See below for a detailed explanation of the configuration options that are available as well as the corresponding default values.

1.4.1 Objective Field

Also known as “target field”, the Objective Field is the output variable you want to predict.

Select your objective field in BigML in either of two ways. Specify the objective field each time you create a model from the configuration panel or set a field as the default objective for all models by clicking the edit button and then the objective field button.

By default, BigML will use the last valid field in your dataset as objective, with the exemption fields of type text and items that cannot be used as objective.

1.4.2 Automatic Optimization

You can turn on the Automatic optimization option so BigML will automatically tune the parameters of your model (see Figure 1.12 ).

\includegraphics[]{images/models/auto-model-optimization} — Figure 1.12 Automatic optimization

The high number of possible combinations for parameter values makes it difficult to find the optimum configuration since the combinations that lead to a poor result outnumber the ones that result in a satisfying performance.

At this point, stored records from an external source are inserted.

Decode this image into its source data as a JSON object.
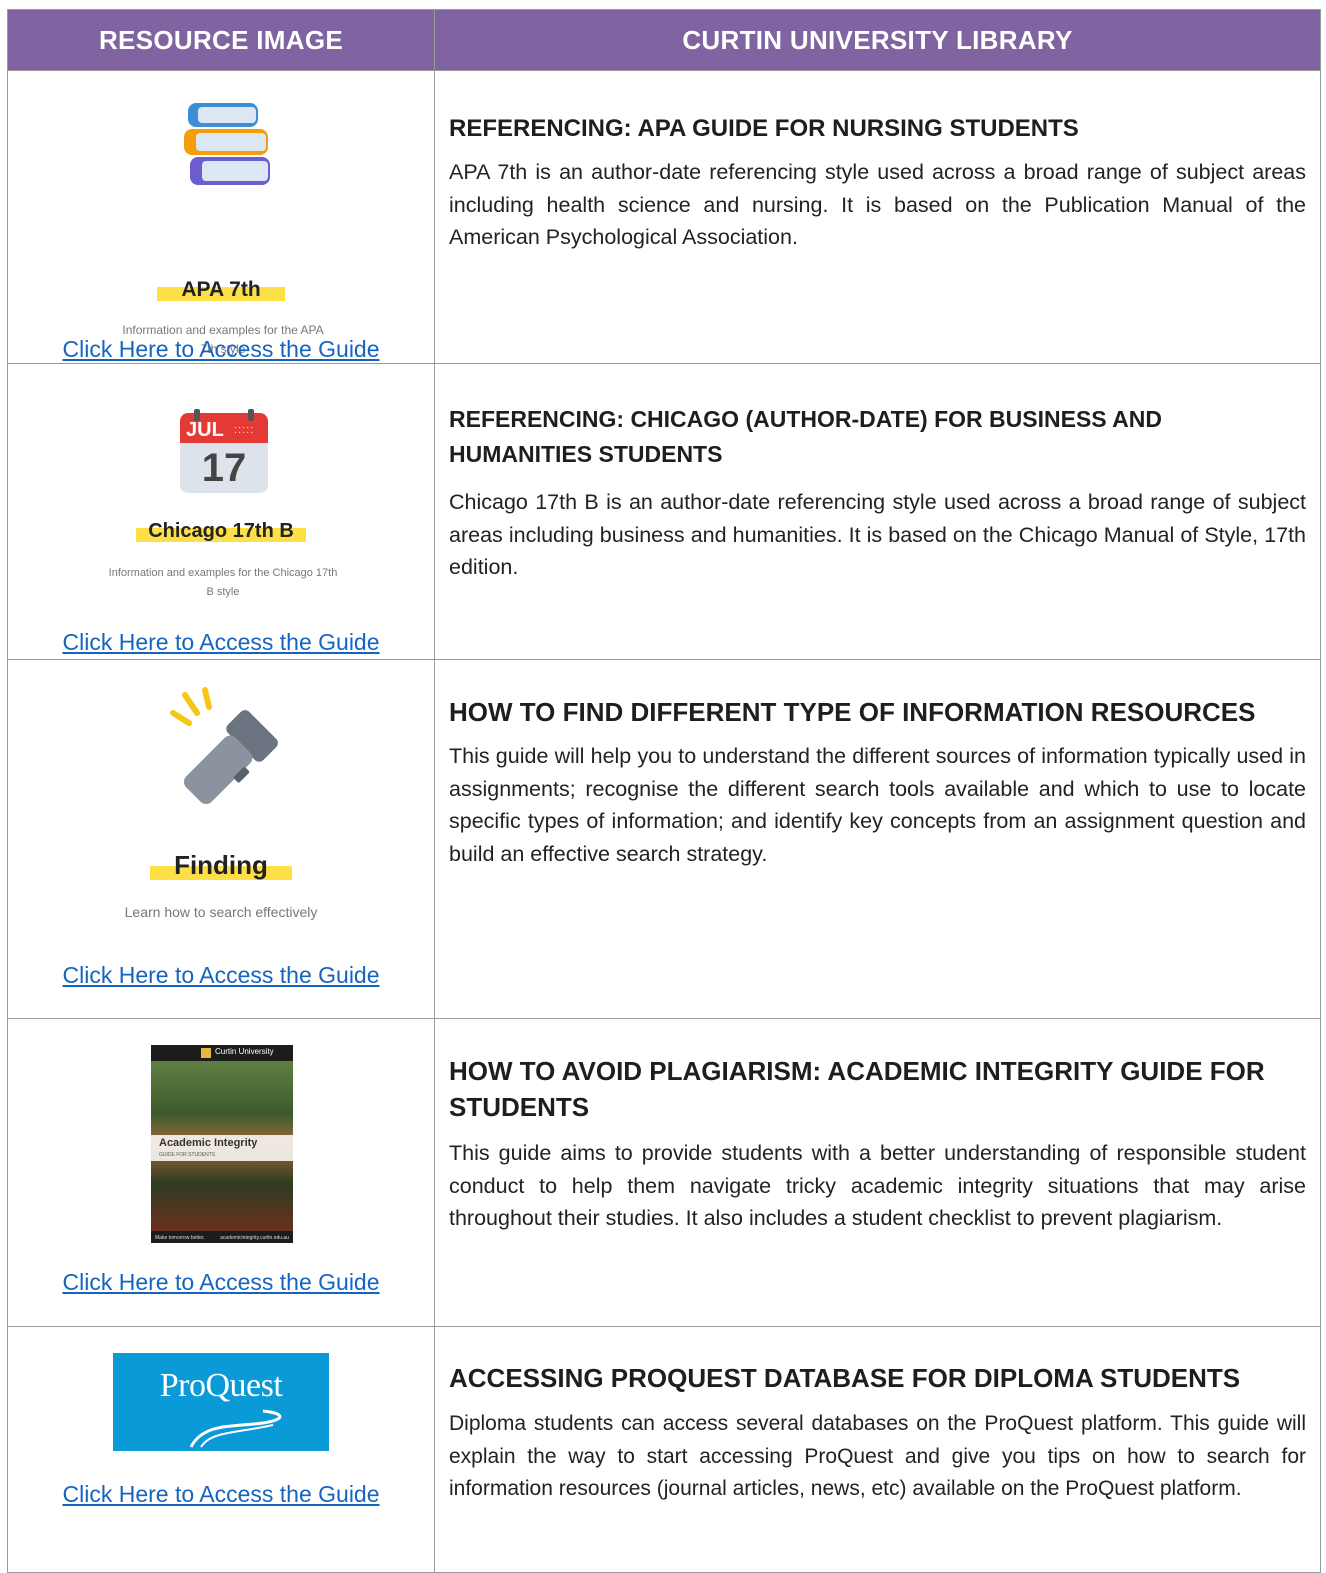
{
  "header": {
    "col1": "RESOURCE IMAGE",
    "col2": "CURTIN UNIVERSITY LIBRARY"
  },
  "link_label": "Click Here to Access the Guide",
  "rows": [
    {
      "thumb_title": "APA 7th",
      "thumb_sub": "Information and examples for the APA 7th style",
      "icon": "books-icon",
      "title": "REFERENCING: APA GUIDE FOR NURSING STUDENTS",
      "desc": "APA 7th is an author-date referencing style used across a broad range of subject areas including health science and nursing. It is based on the Publication Manual of the American Psychological Association."
    },
    {
      "thumb_title": "Chicago 17th B",
      "thumb_sub": "Information and examples for the Chicago 17th B style",
      "icon": "calendar-icon",
      "cal_month": "JUL",
      "cal_day": "17",
      "title": "REFERENCING: CHICAGO (AUTHOR-DATE) FOR BUSINESS AND HUMANITIES STUDENTS",
      "desc": "Chicago 17th B is an author-date referencing style used across a broad range of subject areas including business and humanities. It is based on the Chicago Manual of Style, 17th edition."
    },
    {
      "thumb_title": "Finding",
      "thumb_sub": "Learn how to search effectively",
      "icon": "flashlight-icon",
      "title": "HOW TO FIND DIFFERENT TYPE OF INFORMATION RESOURCES",
      "desc": "This guide will help you to understand the different sources of information typically used in assignments; recognise the different search tools available and which to use to locate specific types of information; and identify key concepts from an assignment question and build an effective search strategy."
    },
    {
      "cover_brand": "Curtin University",
      "cover_title": "Academic Integrity",
      "cover_sub": "GUIDE FOR STUDENTS",
      "cover_footer_left": "Make tomorrow better.",
      "cover_footer_right": "academicintegrity.curtin.edu.au",
      "icon": "guide-cover-image",
      "title": "HOW TO AVOID PLAGIARISM: ACADEMIC INTEGRITY GUIDE FOR STUDENTS",
      "desc": "This guide aims to provide students with a better understanding of responsible student conduct to help them navigate tricky academic integrity situations that may arise throughout their studies. It also includes a student checklist to prevent plagiarism."
    },
    {
      "logo_text": "ProQuest",
      "icon": "proquest-logo",
      "title": "ACCESSING PROQUEST DATABASE FOR DIPLOMA STUDENTS",
      "desc": "Diploma students can access several databases on the ProQuest platform. This guide will explain the way to start accessing ProQuest and give you tips on how to search for information resources (journal articles, news, etc) available on the ProQuest platform."
    }
  ],
  "colors": {
    "header_bg": "#8064a2",
    "link": "#1565c0",
    "highlight": "#fde047",
    "proquest_bg": "#0a9ad8"
  }
}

Hand-tuning different configurations is a time-consuming process that requires a high level of expertise and intuition. To combat this problem, BigML offers first-class support for automatic model parameter optimization.

Behind the scenes, BigML uses the same technology for model parameter optimization as the one used for OptiML. If you want to know more about the technical details, please read the Chapter 2 of the document OptiML with the BigML Dashboard [ 15 ] .

When you turn on the Automatic optimization option, all the model parameters will be disabled (because they will be automatically optimized), except the Missing splits and the Weights parameters which you can manually configure (see subsection 1.4.4 and subsection 1.4.6 ).

\includegraphics[]{images/models/auto-model-optimization2} — Figure 1.13 Configure the missing splits and the weights for your model

Since the optimization process can take some time, BigML offers two configurable parameters to limit the time to create the optimized model: a training duration (see Training duration ) and the model candidates (see Model candidates ).

Training duration

The scale parameter to regulate the model runtime. It’s set as an integer from 1 to 10. It indicates the user preference for the amount of time they wish the optimization to take. The higher the number, the more time that users are willing to wait for possibly better model performance. The lower the number, the faster that users wish the model training to finish. The default value is set to 5.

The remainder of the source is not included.